Given the ubiquitous expression pattern of LMAN1 and MCFD2 and the presence of their orthologues in lower eukaryotes without a blood clotting system, additional cargo proteins that are targeted by this complex probably also exist. Accordingly, cathepsin C, cathepsin Z and 1-antitrypsin have also been reported as potential cargo proteins dependent on LMAN1 for efficient secretion [73, 74]. However, LMAN1-deficient mice, with reduced FV and FVIII plasma levels to ∼50% of wild-type mice, show no differences to wild type mice in the levels of cathepsin C and cathepsin Z in liver lysates or α1-antitrypsin levels in plasma [75]. What are the unique features of FV and FVIII that enable them to both interact with the LMAN1-MCFD2 complex? FV and FVIII are two plasma glycoproteins, which share a functionally dispensable domain (B-domain) that is heavily glycosylated. B-domain deleted FVIII exhibits markedly reduced binding to the LMAN1-MCFD2 complex [69], suggesting an interaction between the lectin LMAN1 and sugar side chains of the heavily glycosylated B domains of FV and FVIII. However, unglycosylated FVIII can still interact with the LMAN1-MCFD2 complex [69], suggesting that protein–protein interactions are also involved [76].
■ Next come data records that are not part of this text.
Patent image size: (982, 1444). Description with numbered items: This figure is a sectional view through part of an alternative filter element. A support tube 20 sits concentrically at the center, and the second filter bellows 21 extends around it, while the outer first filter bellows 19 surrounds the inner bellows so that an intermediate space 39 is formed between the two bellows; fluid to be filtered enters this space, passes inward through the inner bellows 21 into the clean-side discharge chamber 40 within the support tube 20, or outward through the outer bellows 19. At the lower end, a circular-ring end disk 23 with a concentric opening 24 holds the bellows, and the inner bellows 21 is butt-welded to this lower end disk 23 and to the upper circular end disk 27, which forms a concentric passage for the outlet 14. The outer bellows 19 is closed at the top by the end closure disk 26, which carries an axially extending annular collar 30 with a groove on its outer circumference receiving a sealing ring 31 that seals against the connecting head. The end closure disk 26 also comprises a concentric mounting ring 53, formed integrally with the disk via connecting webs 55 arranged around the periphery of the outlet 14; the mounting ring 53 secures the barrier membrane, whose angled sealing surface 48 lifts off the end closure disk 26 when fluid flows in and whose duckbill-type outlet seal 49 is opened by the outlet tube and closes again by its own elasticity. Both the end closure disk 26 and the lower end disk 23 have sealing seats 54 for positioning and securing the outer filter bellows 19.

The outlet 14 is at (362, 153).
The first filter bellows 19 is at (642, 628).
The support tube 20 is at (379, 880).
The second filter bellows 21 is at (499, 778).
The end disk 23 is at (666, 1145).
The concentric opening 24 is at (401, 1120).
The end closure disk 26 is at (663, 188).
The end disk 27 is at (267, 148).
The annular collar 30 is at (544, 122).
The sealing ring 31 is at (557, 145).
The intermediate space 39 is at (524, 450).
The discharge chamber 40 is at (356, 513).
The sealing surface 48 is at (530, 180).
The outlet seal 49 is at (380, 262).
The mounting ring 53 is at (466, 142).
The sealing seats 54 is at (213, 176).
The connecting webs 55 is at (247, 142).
Conclusions and Hypotheses

In the proteostasis network, nascent proteins are shuttled through a series of membrane-enclosed organelles by transport vesicles into the extracellular space. In this review we focused on four human genetic disorders due to alteration in COPII trafficking machinery. Although these disorders are caused by alterations in ubiquitous proteins involved in the same pathway, they are characterized by very different clinical manifestations. Thus, an outstanding question is why alterations in these proteins give tissue-specific as opposed to generalized clinical manifestations. At present we don't know the exact pathogenetic mechanisms; we could only make some hypotheses. The first is that the repertoire of COPII paralogs available for coat polymerization should dictate the nature of the vesicles budding from the ER. It has been assumed that the differential, tissue-specific expression of COPII paralogs, as well as distinctive affinities between COPII subunit paralogs, would confer different properties to vesicles according to the requirements of ER export [11, 22, 39, 71]. This become particularly evident in the pathogenesis of CDA II and CLSD, in which mutations in the two paralogs of SEC23, A and B, result in very different phenotypes. Another explanation for the selective tissue vulnerability could lie in the high demand of special tissue-specific cargoes (for example, band 3 in red blood cells), which might require high levels and full function of a particular trafficking component to be correctly transported [77]. However, further studies are needed in order to define the role of each COPII paralogs to understand the pathogenesis of the genetic disorders related to alteration of this complex.